A audiência acontece depois de a defesa se ter oposto, sem sucesso, à extradição do empresário que é arguido no âmbito da Operação Lava-Jato. Em Junho de 2016, o Tribunal da Relação de Lisboa autorizou a extradição e já em Fevereiro deste ano o Supremo, ao qual chegou um pedido de habeas corpus, considerou que a sua prisão não era ilegal.
Pedro Bacelar de Vasconcelos, que dirige a comissão, explicou ao PÚBLICO que os advogados de Schmidt foram recebidos pelos deputados para que estes analisem “indícios de violação de direitos fundamentais”. Sublinha que, apesar de ainda não ter opinião formada sobre o caso, o argumento dos advogados é o de que o seu cliente não pode ser extraditado por ser cidadão português de origem. A preocupação "relativamente à eventual lesão de um direito fundamental" não se esgotou com esta audiência, adiantou Vasconcelos, explicando que a comissão vai "continuar a acompanhar o processo", que é complexo.
Em início de Fevereiro, o Tribunal da Relação de Lisboa (TRL) emitiu um mandado de detenção com vista à extradição para o Brasil do empresário arguido no caso em que estão a ser investigados crimes económico-financeiros na Petrobras e que está fugido à justiça brasileira desde Julho de 2015. A extradição foi pedida pelas autoridades brasileiras depois da sua detenção em Março de 2016, altura em que ficou em prisão preventiva.
Desde essa altura, o arguido já interpôs vários recursos. No último, os advogados pediram uma reapreciação do acórdão por “falta de fundamento legal e violação do caso julgado”.
IRN aceitou pedido de urgência
A defesa tem recorrido ao facto de Raul Schmidt ter a nacionalidade portuguesa, que conseguiu adquirir por duas das vias actualmente possíveis: em Dezembro de 2011 fê-lo através da naturalização; a 9 de Janeiro de 2018, depois de recorrer à hipótese de pedir nacionalidade como neto de português, passou a ser português de origem.

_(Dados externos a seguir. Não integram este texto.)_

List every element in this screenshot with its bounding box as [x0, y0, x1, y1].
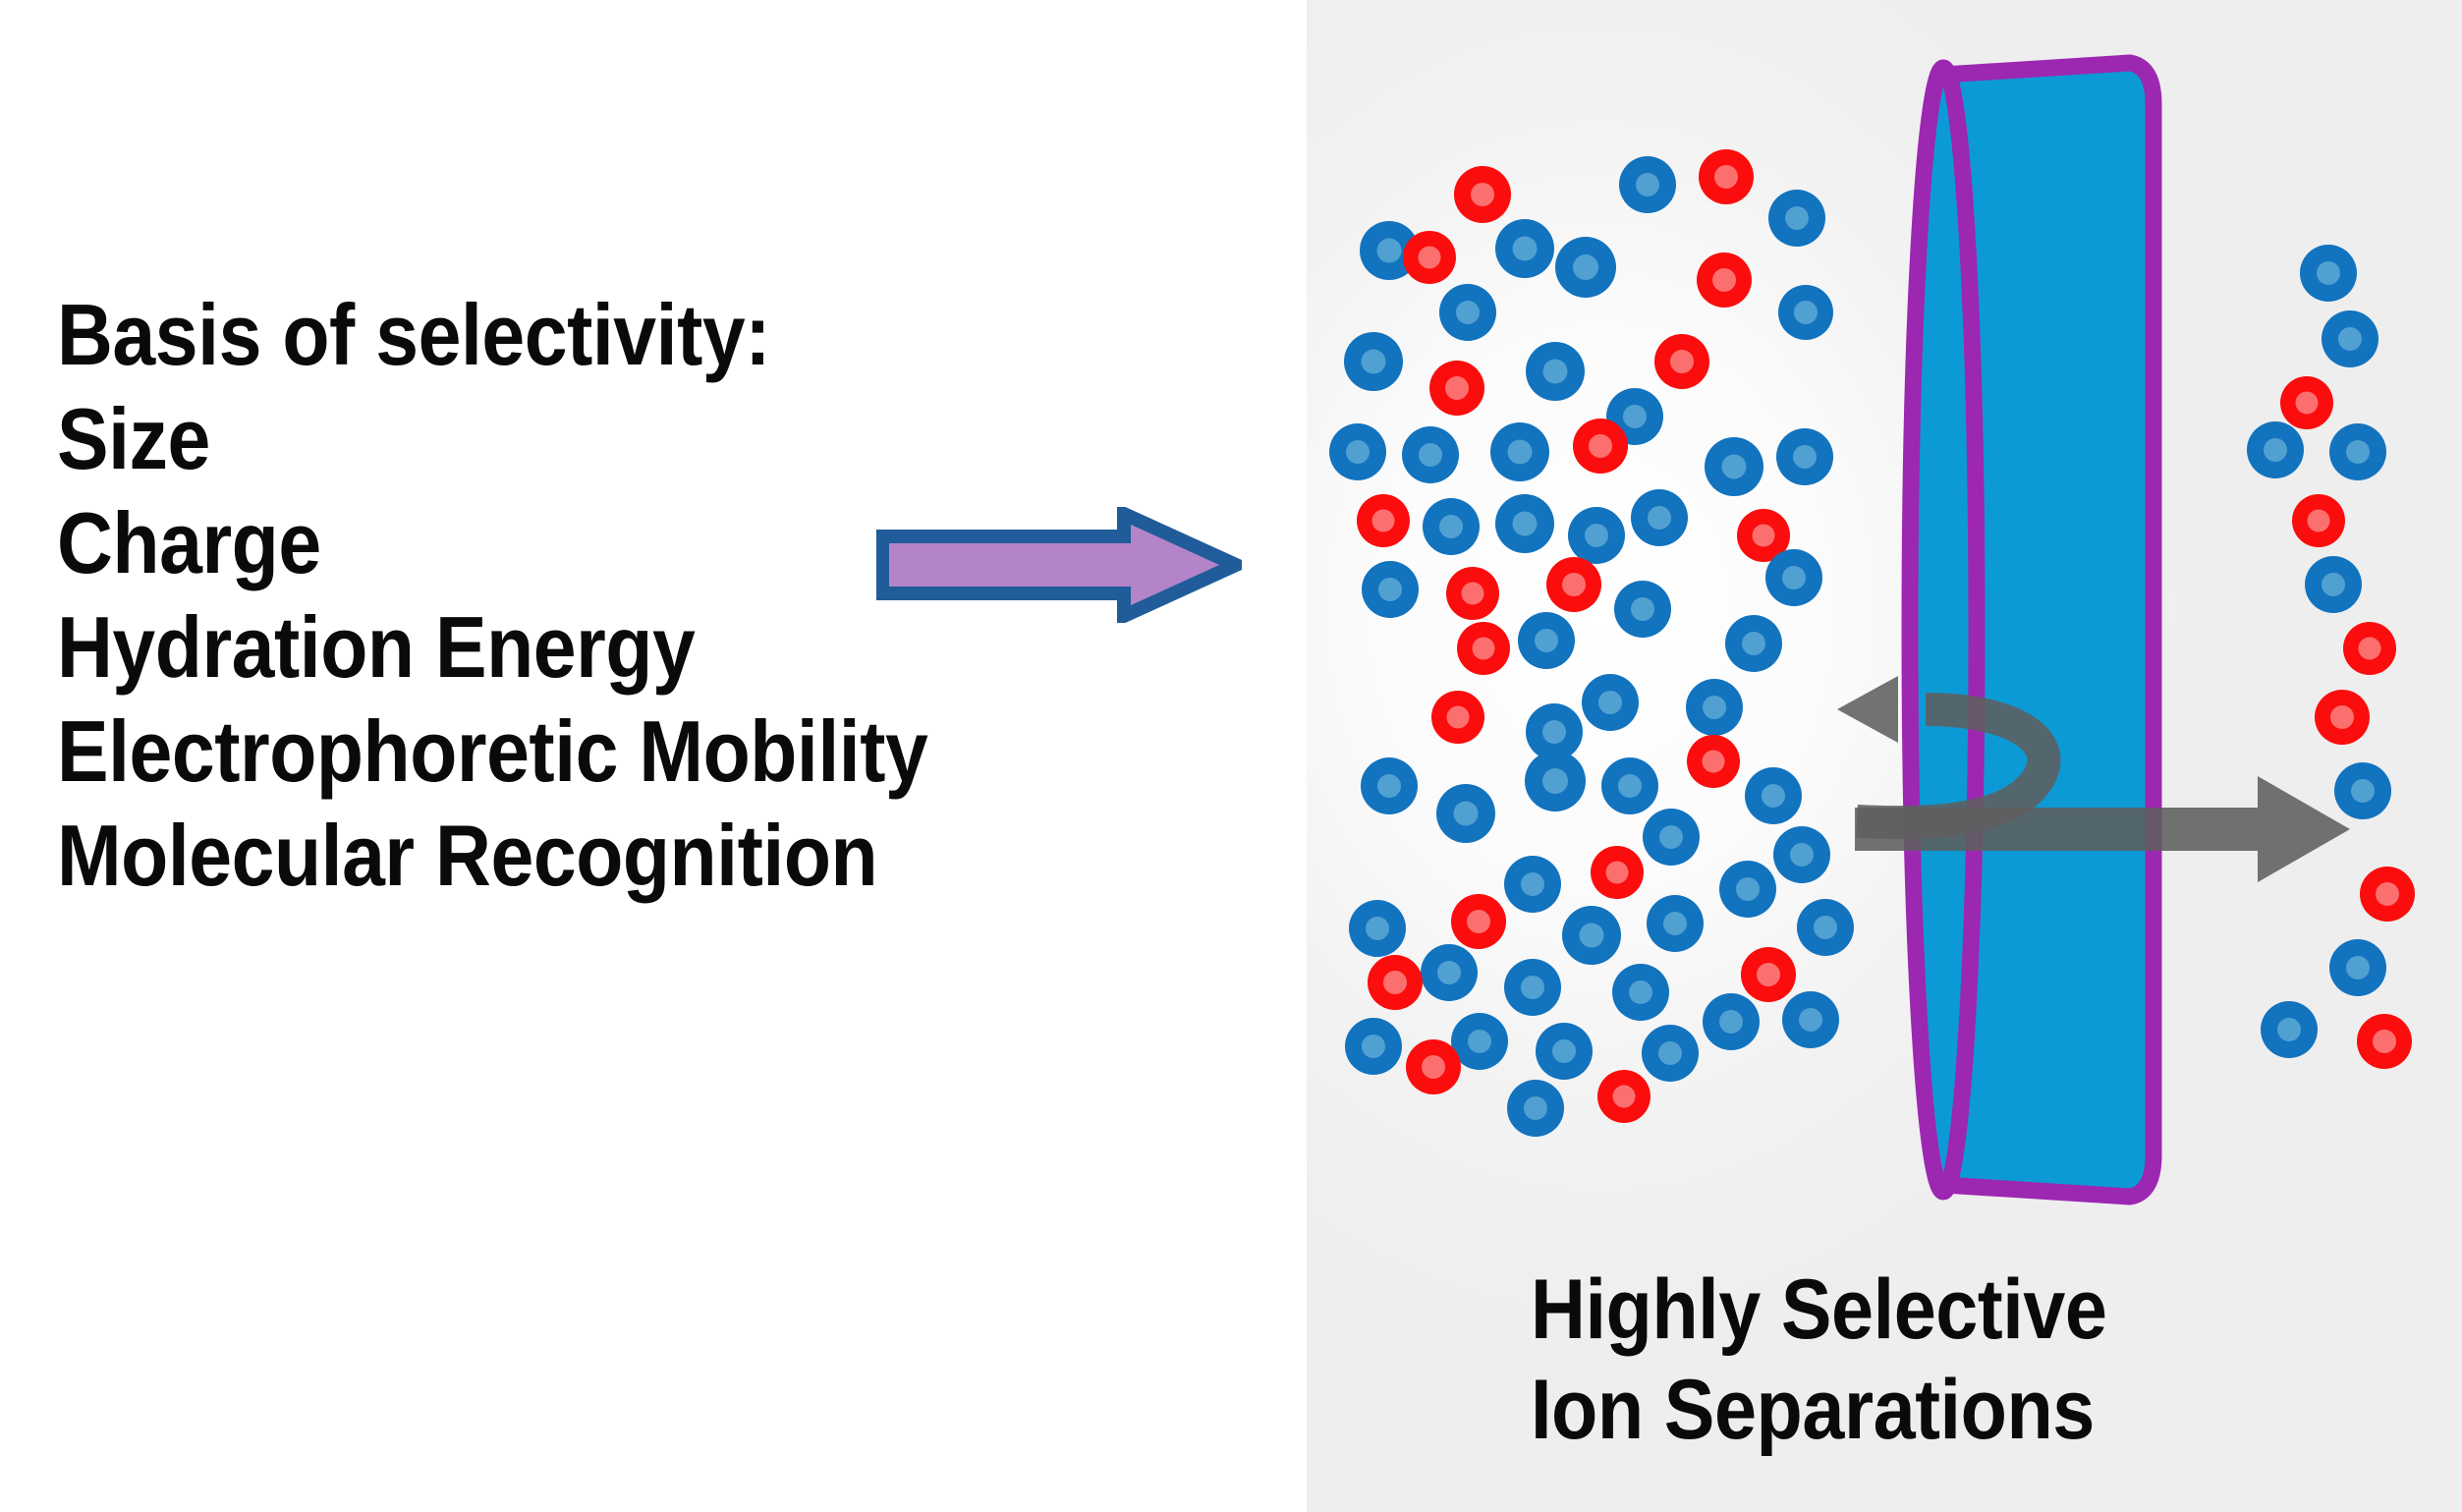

Schmidt tornou-se num dos únicos quatro cidadãos que o conseguiram desde que em Junho entrou em vigor a mais recente regulamentação da Lei da Nacionalidade, em que entraram mais de 1630 pedidos, quase 1100 de brasileiros (os dados são de final de Janeiro, três das quatro concessões são de brasileiros). O pedido foi feito com carácter de urgência por causa do processo de extradição - e seria diferido pelo Instituto dos Registos e Notariado - “com fundamento na circunstância, invocada pelo requerente, de que o tempo da tramitação processual poderia causar prejuízos irreparáveis uma vez que, na perspectiva do requerente, a aquisição da nacionalidade originária afastaria a possibilidade de extradição”, explicou o Ministério da Justiça numa nota.

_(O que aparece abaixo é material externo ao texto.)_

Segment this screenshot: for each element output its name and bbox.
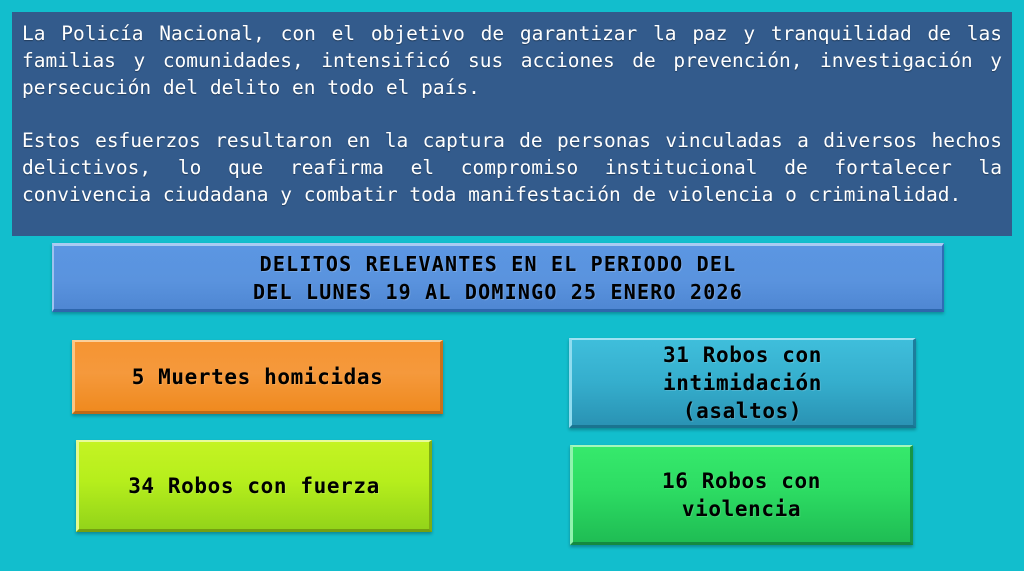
slide-root: { "slide": { "background_color": "#12bec… <box>0 0 1024 571</box>
stat-label-robos-con-intimidacion: 31 Robos con intimidación (asaltos) <box>653 341 832 425</box>
stat-card-robos-con-intimidacion[interactable]: 31 Robos con intimidación (asaltos) <box>569 338 916 428</box>
stat-label-robos-con-violencia: 16 Robos con violencia <box>652 467 831 523</box>
period-banner-line-1: DELITOS RELEVANTES EN EL PERIODO DEL <box>260 250 737 278</box>
stat-card-muertes-homicidas[interactable]: 5 Muertes homicidas <box>72 340 443 414</box>
stat-label-muertes-homicidas: 5 Muertes homicidas <box>122 363 394 391</box>
period-banner-line-2: DEL LUNES 19 AL DOMINGO 25 ENERO 2026 <box>253 278 743 306</box>
intro-paragraph-2: Estos esfuerzos resultaron en la captura… <box>22 127 1002 208</box>
stat-card-robos-con-fuerza[interactable]: 34 Robos con fuerza <box>76 440 432 532</box>
period-banner: DELITOS RELEVANTES EN EL PERIODO DEL DEL… <box>52 243 944 312</box>
intro-paragraph-1: La Policía Nacional, con el objetivo de … <box>22 20 1002 101</box>
intro-text-panel: La Policía Nacional, con el objetivo de … <box>12 12 1012 236</box>
stat-card-robos-con-violencia[interactable]: 16 Robos con violencia <box>570 445 913 545</box>
stat-label-robos-con-fuerza: 34 Robos con fuerza <box>118 472 390 500</box>
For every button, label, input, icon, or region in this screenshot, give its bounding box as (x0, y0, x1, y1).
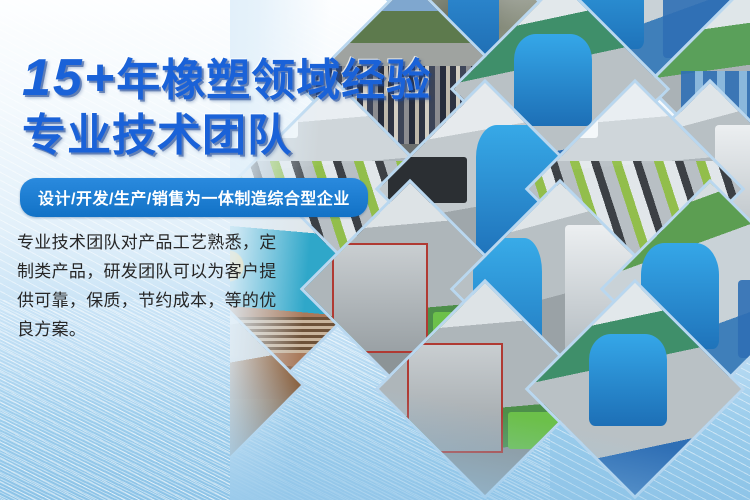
body-paragraph: 专业技术团队对产品工艺熟悉，定制类产品，研发团队可以为客户提供可靠，保质，节约成… (17, 228, 285, 344)
headline-line-2: 专业技术团队 (22, 110, 292, 162)
headline-line-1-suffix: 年橡塑领域经验 (116, 56, 431, 105)
subtitle-pill: 设计/开发/生产/销售为一体制造综合型企业 (20, 178, 368, 217)
promo-banner: 15+年橡塑领域经验 专业技术团队 设计/开发/生产/销售为一体制造综合型企业 … (0, 0, 750, 500)
headline-line-1: 15+年橡塑领域经验 (22, 52, 431, 107)
headline-text-block: 15+年橡塑领域经验 专业技术团队 设计/开发/生产/销售为一体制造综合型企业 … (0, 0, 470, 500)
years-number: 15+ (22, 49, 116, 107)
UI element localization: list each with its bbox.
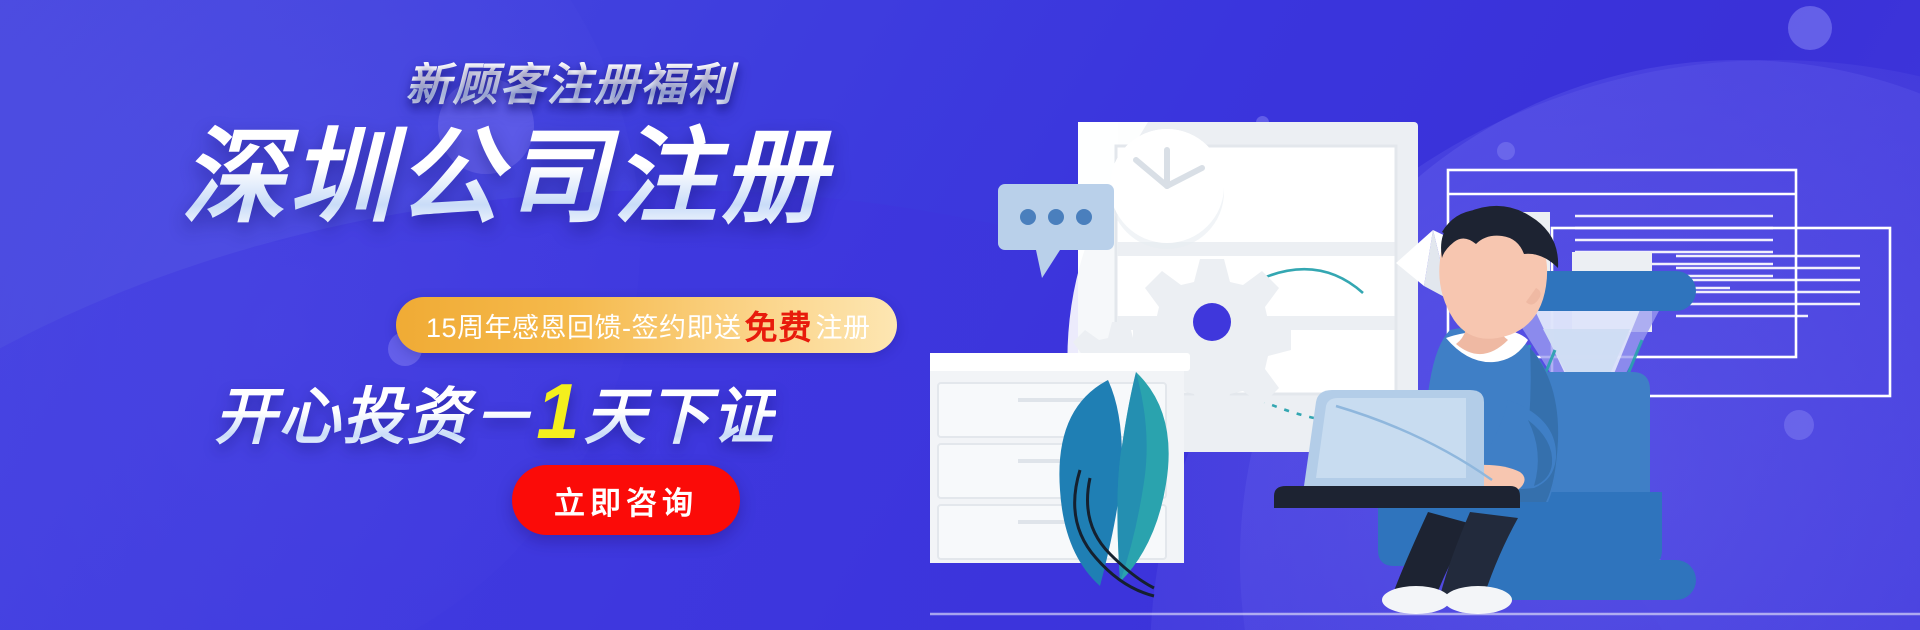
subline-number: 1 (536, 367, 581, 455)
promo-badge-suffix: 注册 (816, 306, 871, 345)
promo-badge-prefix: 15周年感恩回馈-签约即送 (426, 306, 742, 345)
subline-after: 天下证 (584, 383, 776, 452)
banner-subline: 开心投资－1天下证 (0, 372, 960, 450)
wall-clock-icon (1110, 129, 1224, 249)
promo-badge: 15周年感恩回馈-签约即送 免费 注册 (396, 297, 897, 353)
consult-now-button[interactable]: 立即咨询 (512, 465, 740, 535)
banner-copy: 新顾客注册福利 深圳公司注册 15周年感恩回馈-签约即送 免费 注册 开心投资－… (0, 0, 960, 630)
subline-before: 开心投资－ (214, 383, 534, 452)
banner-eyebrow: 新顾客注册福利 (0, 62, 960, 107)
hero-illustration (930, 0, 1920, 630)
page-title: 深圳公司注册 (0, 122, 960, 234)
promo-banner: 新顾客注册福利 深圳公司注册 15周年感恩回馈-签约即送 免费 注册 开心投资－… (0, 0, 1920, 630)
promo-badge-highlight: 免费 (745, 301, 813, 349)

A lei, que estava por regulamentar há dois anos, passou a permitir que “os indivíduos nascidos no estrangeiro com, pelo menos, um ascendente do segundo grau da linha recta de nacionalidade portuguesa” possam ser portugueses de origem.
A lei impede a extradição para os países com os quais não há reciprocidade nessa matéria, como é o caso do Brasil, alegam os advogados.
Na quarta-feira passada o Supremo Tribunal de Justiça (STJ) recusou o pedido de libertação, justificando que “não compete nos autos do habeas corpus "sindicar o mérito" ou a forma como o TRL decidiu extraditar o empresário luso-brasileiro. Além disso, o STJ afirmou que "a prisão em causa (...) não é ilegal, nem patente, grosseira, arbitrária ou chocante (casos em que a providência de habeas corpus funciona)".
Houve uma declaração de voto do juiz conselheiro Santos Cabral a defender que a resolução da questão sobre o estatuto da nacionalidade originária deve ser "prévia à efectivação da extradição", pois, em seu entender, tem "virtualidade para que seja decretada a sua inadmissibilidade jurídica", escreveu na altura a Lusa.
Segundo o STJ a decisão do TRL foi tomada em Dezembro de 2016, quando Raul Schmidt era um "cidadão português naturalizado" e só em Janeiro de 2018, "muito tempo depois da prolação do acórdão da Relação, é que passou a ser português originário".
O STJ transcreveu os artigos da lei sobre os efeitos da atribuição e alterações da nacionalidade, em que se refere que a atribuição da nacionalidade portuguesa produz efeitos desde o nascimento, sem prejuízo da validade das relações jurídicas anteriormente estabelecidas com base noutra nacionalidade.
Serão estas questões que a Comissão de Assuntos Constitucionais, Direitos, Liberdades e Garantias estará a analisar.